Holding on to the Past, Preparing for the Future:
Heritage and Depots in Times of Crisis and Transformation
by David Duindam
Lecturer at the University of Amsterdam
PresentationAbstract – Full text

This lecture addresses two issues: the loss and reconstruction of built heritage and the preservation of artworks in museum storage facilities. The value of both movable and immovable heritage is often taken for granted. In times of crisis we are confronted with fundamental questions: is heritage more valuable than human lives? What is lost when we reconstruct buildings and entire cities? This conference takes place in a city that was almost entirely destroyed during the Second World War: only 15% of Warsaw’s old center remained intact. Duindam will start by considering issues of authenticity, the ideology of heritage, and how reconstructions should be present in today’s world.

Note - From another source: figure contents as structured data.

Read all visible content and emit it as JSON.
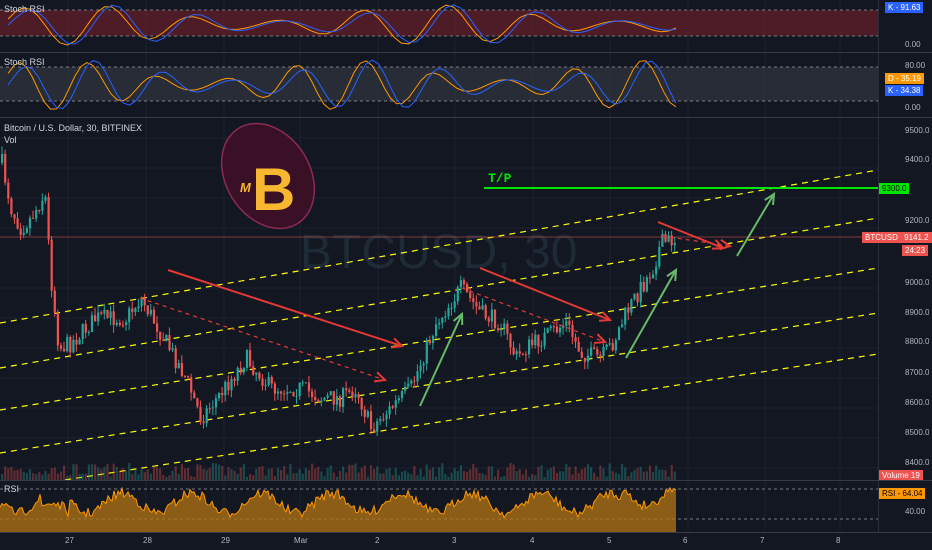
{
  "theme": {
    "background": "#131722",
    "bull": "#26a69a",
    "bear": "#ef5350",
    "stoch_k": "#2962ff",
    "stoch_d": "#ff9800",
    "rsi": "#ff9800",
    "channel": "#ffff00",
    "tp": "#00e600",
    "arrow_red": "#e53935",
    "arrow_green": "#66bb6a"
  },
  "panes": {
    "stoch1": {
      "label": "Stoch RSI",
      "ticks": [
        "0.00"
      ],
      "k_tag": "K",
      "k_value": "91.63"
    },
    "stoch2": {
      "label": "Stoch RSI",
      "ticks": [
        "80.00",
        "0.00"
      ],
      "d_tag": "D",
      "d_value": "35.19",
      "k_tag": "K",
      "k_value": "34.38"
    },
    "main": {
      "title": "Bitcoin / U.S. Dollar, 30, BITFINEX",
      "vol_label": "Vol",
      "watermark": "BTCUSD, 30",
      "ticks": [
        "9500.0",
        "9400.0",
        "9200.0",
        "9000.0",
        "8900.0",
        "8800.0",
        "8700.0",
        "8600.0",
        "8500.0",
        "8400.0"
      ],
      "tp_label": "T/P",
      "tp_price": "9300.0",
      "symbol_tag": "BTCUSD",
      "last_price": "9141.2",
      "countdown": "24:23",
      "volume_tag": "Volume",
      "volume_value": "19",
      "logo_letter": "B",
      "logo_prefix": "M"
    },
    "rsi": {
      "label": "RSI",
      "ticks": [
        "40.00"
      ],
      "tag": "RSI",
      "value": "64.04"
    }
  },
  "x_axis": {
    "labels": [
      "27",
      "28",
      "29",
      "Mar",
      "2",
      "3",
      "4",
      "5",
      "6",
      "7",
      "8"
    ]
  }
}
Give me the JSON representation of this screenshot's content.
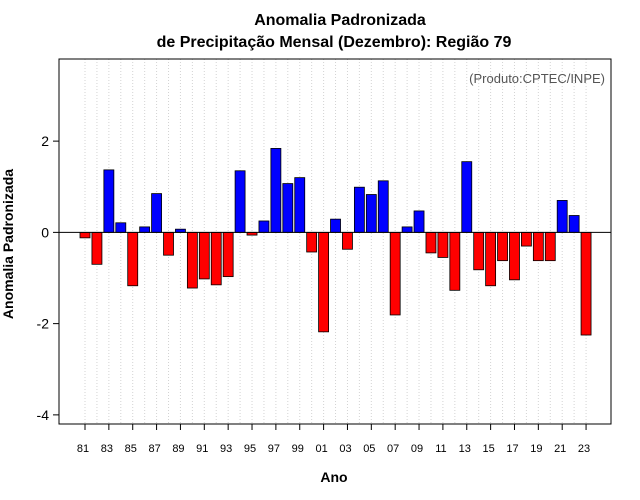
{
  "chart_data": {
    "type": "bar",
    "title": "Anomalia Padronizada",
    "subtitle": "de Precipitação Mensal (Dezembro): Região 79",
    "source": "(Produto:CPTEC/INPE)",
    "xlabel": "Ano",
    "ylabel": "Anomalia Padronizada",
    "ylim": [
      -4.2,
      3.8
    ],
    "yticks": [
      -4,
      -2,
      0,
      2
    ],
    "grid": "vertical dotted",
    "colors": {
      "positive": "#0000ff",
      "negative": "#ff0000"
    },
    "categories": [
      "81",
      "82",
      "83",
      "84",
      "85",
      "86",
      "87",
      "88",
      "89",
      "90",
      "91",
      "92",
      "93",
      "94",
      "95",
      "96",
      "97",
      "98",
      "99",
      "00",
      "01",
      "02",
      "03",
      "04",
      "05",
      "06",
      "07",
      "08",
      "09",
      "10",
      "11",
      "12",
      "13",
      "14",
      "15",
      "16",
      "17",
      "18",
      "19",
      "20",
      "21",
      "22",
      "23"
    ],
    "xtick_labels": [
      "81",
      "83",
      "85",
      "87",
      "89",
      "91",
      "93",
      "95",
      "97",
      "99",
      "01",
      "03",
      "05",
      "07",
      "09",
      "11",
      "13",
      "15",
      "17",
      "19",
      "21",
      "23"
    ],
    "values": [
      -0.12,
      -0.7,
      1.37,
      0.21,
      -1.17,
      0.12,
      0.85,
      -0.5,
      0.07,
      -1.22,
      -1.02,
      -1.15,
      -0.97,
      1.35,
      -0.06,
      0.25,
      1.84,
      1.07,
      1.2,
      -0.43,
      -2.18,
      0.29,
      -0.37,
      0.99,
      0.83,
      1.13,
      -1.81,
      0.12,
      0.47,
      -0.45,
      -0.55,
      -1.27,
      1.55,
      -0.82,
      -1.17,
      -0.62,
      -1.04,
      -0.3,
      -0.62,
      -0.62,
      0.7,
      0.37,
      -2.25
    ]
  }
}
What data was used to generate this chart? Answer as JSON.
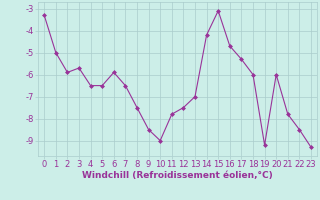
{
  "x": [
    0,
    1,
    2,
    3,
    4,
    5,
    6,
    7,
    8,
    9,
    10,
    11,
    12,
    13,
    14,
    15,
    16,
    17,
    18,
    19,
    20,
    21,
    22,
    23
  ],
  "y": [
    -3.3,
    -5.0,
    -5.9,
    -5.7,
    -6.5,
    -6.5,
    -5.9,
    -6.5,
    -7.5,
    -8.5,
    -9.0,
    -7.8,
    -7.5,
    -7.0,
    -4.2,
    -3.1,
    -4.7,
    -5.3,
    -6.0,
    -9.2,
    -6.0,
    -7.8,
    -8.5,
    -9.3
  ],
  "line_color": "#993399",
  "marker": "D",
  "marker_size": 2,
  "bg_color": "#cceee8",
  "grid_color": "#aacccc",
  "xlabel": "Windchill (Refroidissement éolien,°C)",
  "xlabel_color": "#993399",
  "xlabel_fontsize": 6.5,
  "tick_label_color": "#993399",
  "tick_fontsize": 6,
  "yticks": [
    -9,
    -8,
    -7,
    -6,
    -5,
    -4,
    -3
  ],
  "ylim": [
    -9.7,
    -2.7
  ],
  "xlim": [
    -0.5,
    23.5
  ]
}
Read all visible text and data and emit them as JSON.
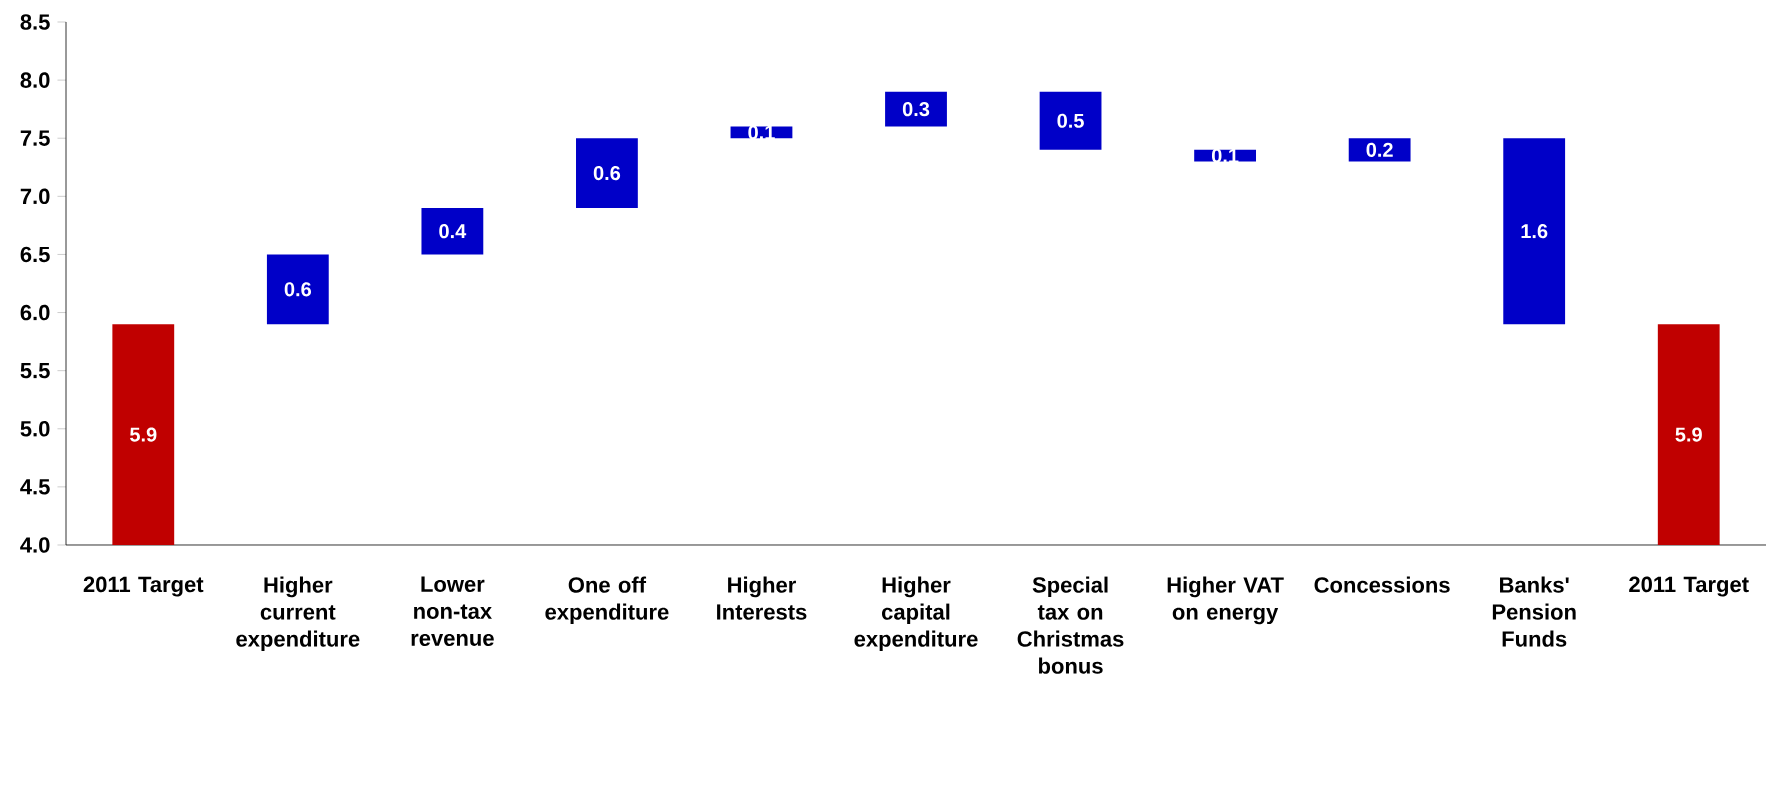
{
  "chart_data": {
    "type": "bar",
    "categories": [
      "2011 Target",
      "Higher current expenditure",
      "Lower non-tax revenue",
      "One off expenditure",
      "Higher Interests",
      "Higher capital expenditure",
      "Special tax on Christmas bonus",
      "Higher VAT on energy",
      "Concessions",
      "Banks' Pension Funds",
      "2011 Target"
    ],
    "values": [
      5.9,
      0.6,
      0.4,
      0.6,
      0.1,
      0.3,
      0.5,
      0.1,
      0.2,
      1.6,
      5.9
    ],
    "base": [
      null,
      5.9,
      6.5,
      6.9,
      7.5,
      7.6,
      7.4,
      7.3,
      7.3,
      5.9,
      null
    ],
    "colors": [
      "#c00000",
      "#0000c8",
      "#0000c8",
      "#0000c8",
      "#0000c8",
      "#0000c8",
      "#0000c8",
      "#0000c8",
      "#0000c8",
      "#0000c8",
      "#c00000"
    ],
    "data_labels": true,
    "ylim": [
      4.0,
      8.5
    ],
    "yticks": [
      {
        "value": 4.0,
        "label": "4.0"
      },
      {
        "value": 4.5,
        "label": "4.5"
      },
      {
        "value": 5.0,
        "label": "5.0"
      },
      {
        "value": 5.5,
        "label": "5.5"
      },
      {
        "value": 6.0,
        "label": "6.0"
      },
      {
        "value": 6.5,
        "label": "6.5"
      },
      {
        "value": 7.0,
        "label": "7.0"
      },
      {
        "value": 7.5,
        "label": "7.5"
      },
      {
        "value": 8.0,
        "label": "8.0"
      },
      {
        "value": 8.5,
        "label": "8.5"
      }
    ],
    "grid": false
  }
}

The second part deals with a different kind of systemic transformation. Museums preserve many of the artworks in their possession in storage facilities, where they are temporarily invisible and inaccessible to the public. Furthermore, besides the artworks themselves, the inner workings of museums – the selection of what to exhibit and what to store away – are also concealed from the public eye. However, the notions of accessibility, knowledge production, and institutional authority are currently undergoing rapid change. The idea of opening up storage facilities to the public seems to be a response to these reassessments. But are we dealing with a paradigm shift towards a democratic, interactive model of the museum depot, or are institutions merely opening up their kitchens on their own terms to provide a semblance of openness in order to ultimately maintain their position of authority?

About David Duindam
Dr. David Duindam is a memory and heritage scholar and lecturer at the Department of Literary and Cultural Analysis at the University of Amsterdam. He studied philosophy and literary studies and was awarded a doctorate on the strength of his dissertation Signs of the Shoah: The Hollandsche Schouwburg as a Site of Memory on the establishment of a Holocaust Memorial Museum in Amsterdam. He is serving as the coordinator of the European research network “Digital Memory of the Shoah,” and is organizing the international conference “Materialities of Postcolonial Memory” (7-9 December 2017, Amsterdam).